Me impresiona la conciencia de este chico, su capacidad de ver.

«He hecho diecinueve viajes de Bissau a Lisboa, Madrid y Ámsterdam. Se puede decir que tengo un trabajo a tiempo indefinido, al menos hasta que me pillen o que un cubilete más frágil que los demás se abra dentro de mí. Ya he entendido que soy un recurso sacrificable. Y es por eso por lo que los jefes confían en gente como yo, aunque la cantidad de mercancía que puedo transportar es mínima. Pero así también el riesgo es mínimo. Si me detienen, al día siguiente habrá enseguida otro preparado».

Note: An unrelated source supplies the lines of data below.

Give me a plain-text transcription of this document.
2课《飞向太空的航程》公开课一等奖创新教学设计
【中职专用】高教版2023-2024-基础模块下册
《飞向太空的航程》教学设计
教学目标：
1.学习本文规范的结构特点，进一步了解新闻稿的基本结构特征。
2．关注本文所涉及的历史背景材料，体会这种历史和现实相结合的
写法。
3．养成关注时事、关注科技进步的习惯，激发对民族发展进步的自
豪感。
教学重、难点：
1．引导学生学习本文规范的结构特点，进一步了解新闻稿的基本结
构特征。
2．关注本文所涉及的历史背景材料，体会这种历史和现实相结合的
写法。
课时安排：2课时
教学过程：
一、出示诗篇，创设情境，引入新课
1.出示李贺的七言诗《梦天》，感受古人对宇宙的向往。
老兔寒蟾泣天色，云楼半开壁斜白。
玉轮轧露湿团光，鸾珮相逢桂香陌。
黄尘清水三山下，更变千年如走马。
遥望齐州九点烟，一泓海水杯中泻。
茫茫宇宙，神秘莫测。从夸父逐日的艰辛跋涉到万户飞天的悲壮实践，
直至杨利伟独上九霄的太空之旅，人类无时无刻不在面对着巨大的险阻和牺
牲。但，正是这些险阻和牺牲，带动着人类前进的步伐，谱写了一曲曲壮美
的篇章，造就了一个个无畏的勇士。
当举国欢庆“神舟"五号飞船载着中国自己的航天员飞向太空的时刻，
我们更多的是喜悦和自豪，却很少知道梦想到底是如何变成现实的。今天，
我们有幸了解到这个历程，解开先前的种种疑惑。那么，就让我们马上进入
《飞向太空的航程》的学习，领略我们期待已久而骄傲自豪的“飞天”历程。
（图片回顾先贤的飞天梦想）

Mamadu no ha visto su primer dinero hasta después de tres viajes. Cada vez Johnny le daba largas, le decía que no llevaba efectivo encima y que, si Mamadu seguía siendo así de eficiente, en poco tiempo aquella calderilla no sería más que un pálido recuerdo. En compensación, de vez en cuando Johnny le ofrece una raya, justo una esnifada, porque dice que se debe conocer el producto con el que se comercia. Un poco de polvo blanco te da la energía para afrontar la aduana y las miradas avispadas de las mujeres europeas. No es que Mamadu necesite la coca; ha perfeccionado su mimetismo: ahora es africano hasta Casablanca y turista el resto del trayecto. El turista no tiene nacionalidad, es una actitud, y en ese punto poco importa el color de la piel, los ojos enrojecidos, la ropa arrugada. El miedo del primer viaje se ha disuelto en la rutina. Ni siquiera las noticias del endurecimiento de los controles o la creciente marea de incautaciones le afectan. Sin embargo, los países europeos hace años que enseñan los dientes para detener la venta constante de coca. Los gobiernos han decidido golpear en el corazón del tráfico ilícito, la lista de detenciones e incautaciones aumenta de día en día. Pero para Mamadu sólo son hechos y nombres que no le conciernen, como no le concierne el nuevo método ideado por algunas mulas: impregnarse la ropa de cocaína líquida. Ya expulsa los cubiletes como si fueran galletas. Y además no puede parar precisamente ahora. Johnny le ha dicho que en su próximo vuelo trabaja una azafata que forma parte de la organización, se ocupa de facilitar el trabajo a las mulas.

«Es una tía maja», le ha apuntado Johnny, «y parece que acaba de dejarlo con su chico. Podrías invitarla a salir».

«He echado cuentas», me dice Mamadu. «A la trigésima entrega debería haber ahorrado el suficiente dinero para ofrecerle una cena en un restaurante elegante de Lisboa».